Here is an example of how we created the Conversations by Sentiment pie chart:
Create Dashboard
We arranged all of the charts on the Intercom Conversation Sentiment dashboard. This dashboard looks at the sentiment analysis for the previous month of support conversations.
We can use this dashboard to determine if our support conversations are trending in a positive or negative direction month over month. For Executives, it is a great tool to pulse check the general sentiment from customers each month. For the Support team, they can use this data to further evaluate negative conversations and report any concerns to Engineering and Product teams.

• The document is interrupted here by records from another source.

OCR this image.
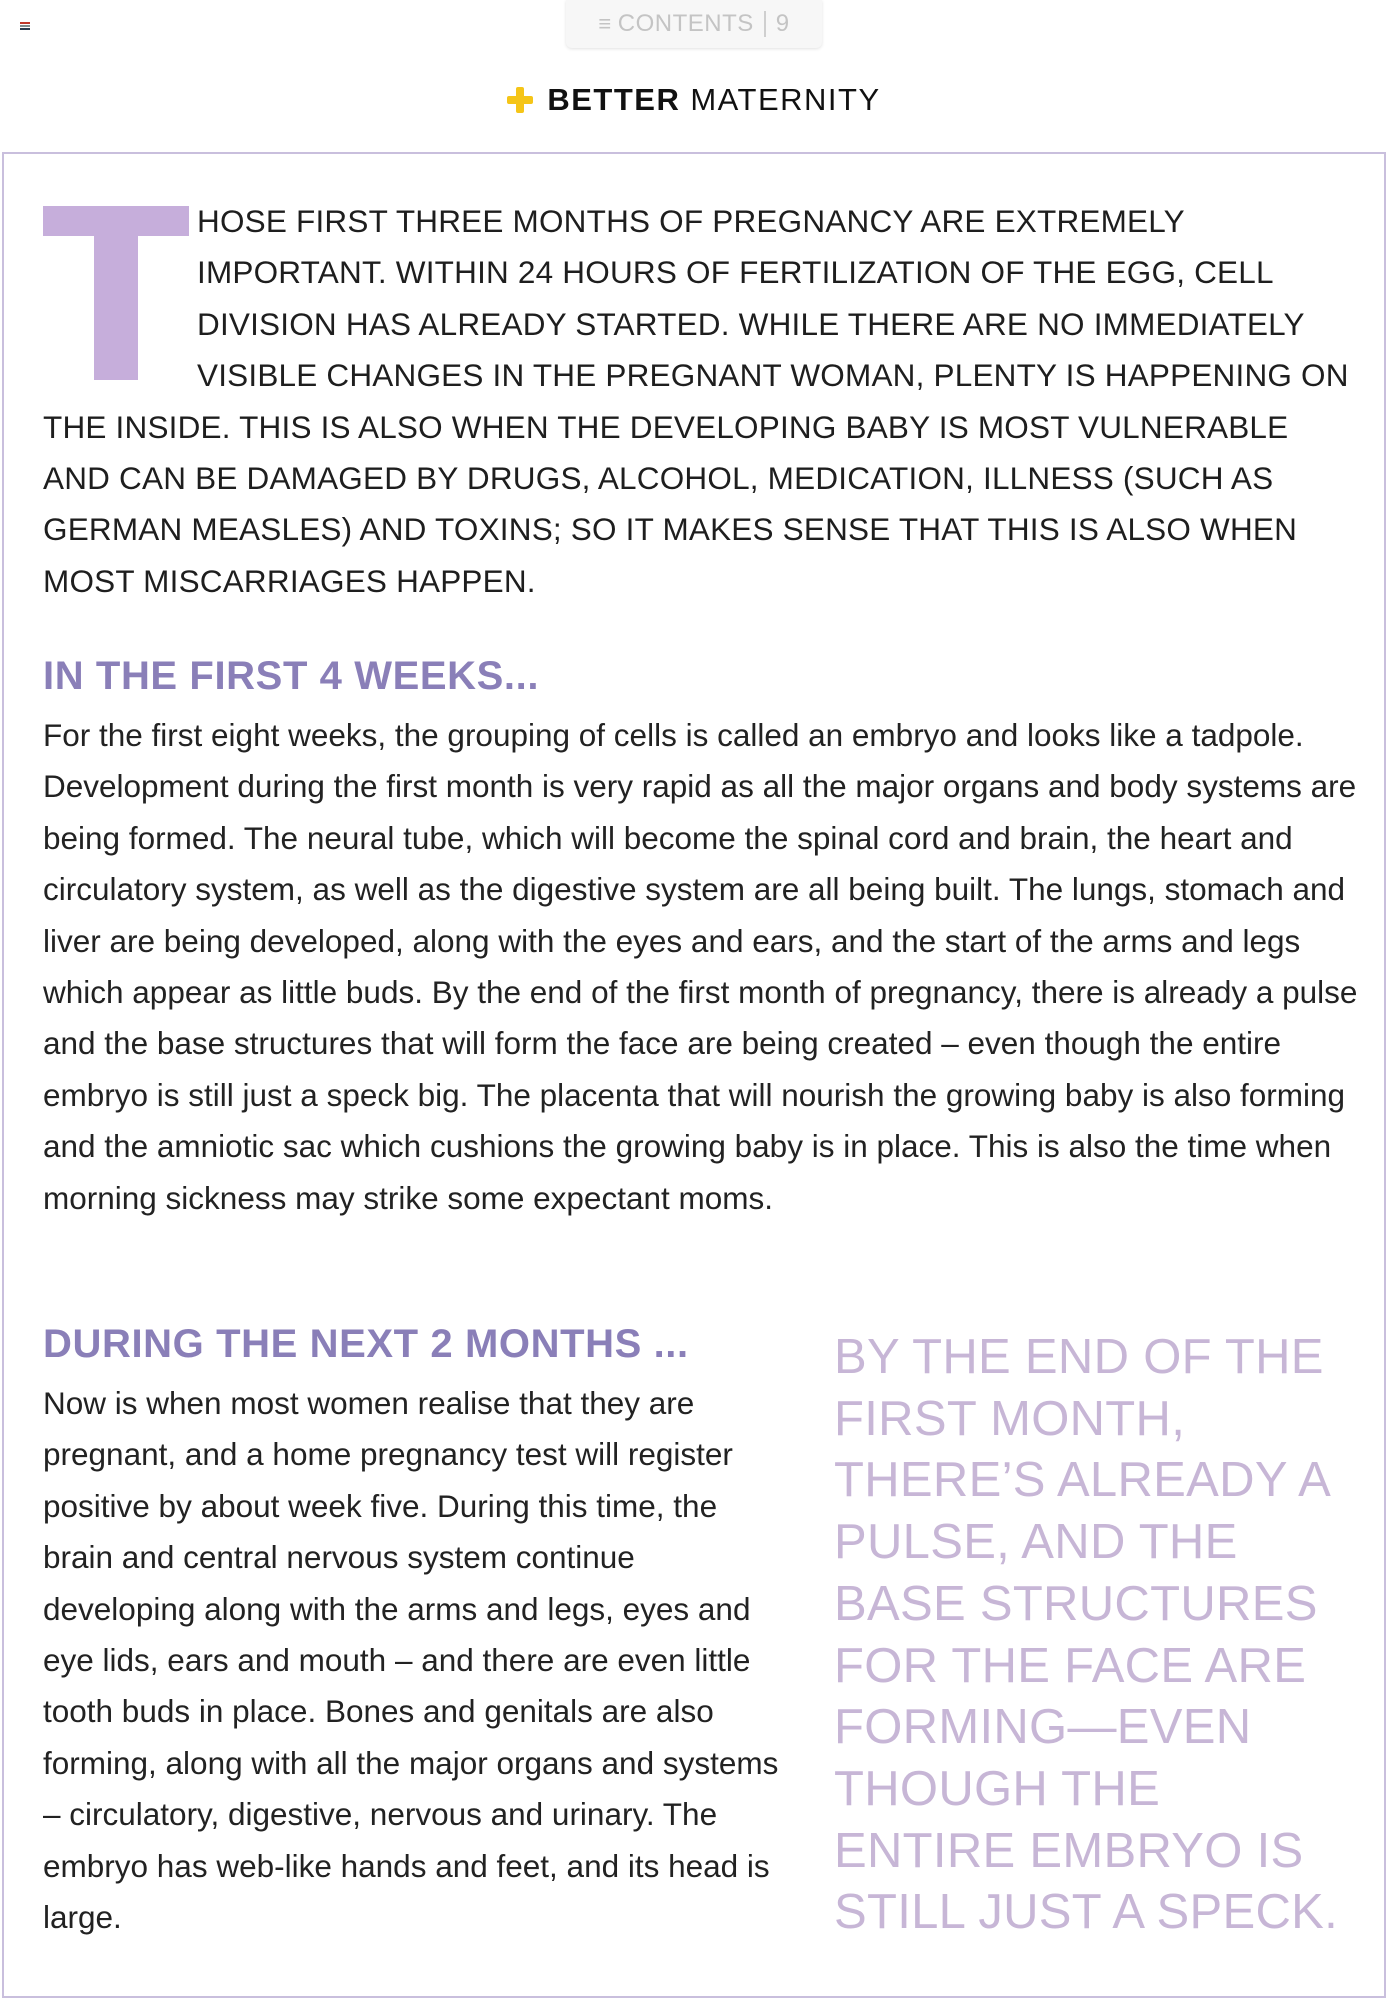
≡ CONTENTS 9
BETTER MATERNITY
HOSE FIRST THREE MONTHS OF PREGNANCY ARE EXTREMELY IMPORTANT. WITHIN 24 HOURS OF FERTILIZATION OF THE EGG, CELL DIVISION HAS ALREADY STARTED. WHILE THERE ARE NO IMMEDIATELY VISIBLE CHANGES IN THE PREGNANT WOMAN, PLENTY IS HAPPENING ON THE INSIDE. THIS IS ALSO WHEN THE DEVELOPING BABY IS MOST VULNERABLE AND CAN BE DAMAGED BY DRUGS, ALCOHOL, MEDICATION, ILLNESS (SUCH AS GERMAN MEASLES) AND TOXINS; SO IT MAKES SENSE THAT THIS IS ALSO WHEN MOST MISCARRIAGES HAPPEN.
IN THE FIRST 4 WEEKS...
For the first eight weeks, the grouping of cells is called an embryo and looks like a tadpole. Development during the first month is very rapid as all the major organs and body systems are being formed. The neural tube, which will become the spinal cord and brain, the heart and circulatory system, as well as the digestive system are all being built. The lungs, stomach and liver are being developed, along with the eyes and ears, and the start of the arms and legs which appear as little buds. By the end of the first month of pregnancy, there is already a pulse and the base structures that will form the face are being created – even though the entire embryo is still just a speck big. The placenta that will nourish the growing baby is also forming and the amniotic sac which cushions the growing baby is in place. This is also the time when morning sickness may strike some expectant moms.
DURING THE NEXT 2 MONTHS ...
Now is when most women realise that they are pregnant, and a home pregnancy test will register positive by about week five. During this time, the brain and central nervous system continue developing along with the arms and legs, eyes and eye lids, ears and mouth – and there are even little tooth buds in place. Bones and genitals are also forming, along with all the major organs and systems – circulatory, digestive, nervous and urinary. The embryo has web-like hands and feet, and its head is large.
BY THE END OF THE FIRST MONTH, THERE’S ALREADY A PULSE, AND THE BASE STRUCTURES FOR THE FACE ARE FORMING—EVEN THOUGH THE ENTIRE EMBRYO IS STILL JUST A SPECK.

This is just a glance at the kind of insights you can derive from enriching your data with sentiment analysis, however this can be extended with visualizations relevant to your use-case.
Next Steps
In this tutorial we’ve shown how you can harness Airbyte’s data integration tools, MindsDB’s AI logic automation and OpenAI’s powerful models to leverage your data to keep an eye on customer sentiment and effectively turn that data into actionable insights. However, we’ve only scratched the surface of what’s possible.
Operationalizing the data
Visualizing the results is just the beginning of the things that we can start to do with the output from MindsDB. To take this a step further, we can use Reverse ETL tools to push the sentiment data into our business systems, such as Salesforce or Zendesk. This allows our Sales and Support teams to quickly understand previous customer interactions without needing to read through all of the conversation data.
Beyond sentiment analysis
This same workflow can be used to power tons of other use-cases for leveraging your data in other ways. This includes conversation summarization, extracting critical keywords, categorization, spotting spammy conversations, etc.
While we’ve used GPT-4 in this post, you can also experiment with other LLMs or models specifically tuned for tasks like sentiment analysis or text summarization, or tweak the prompts to get better results for your data.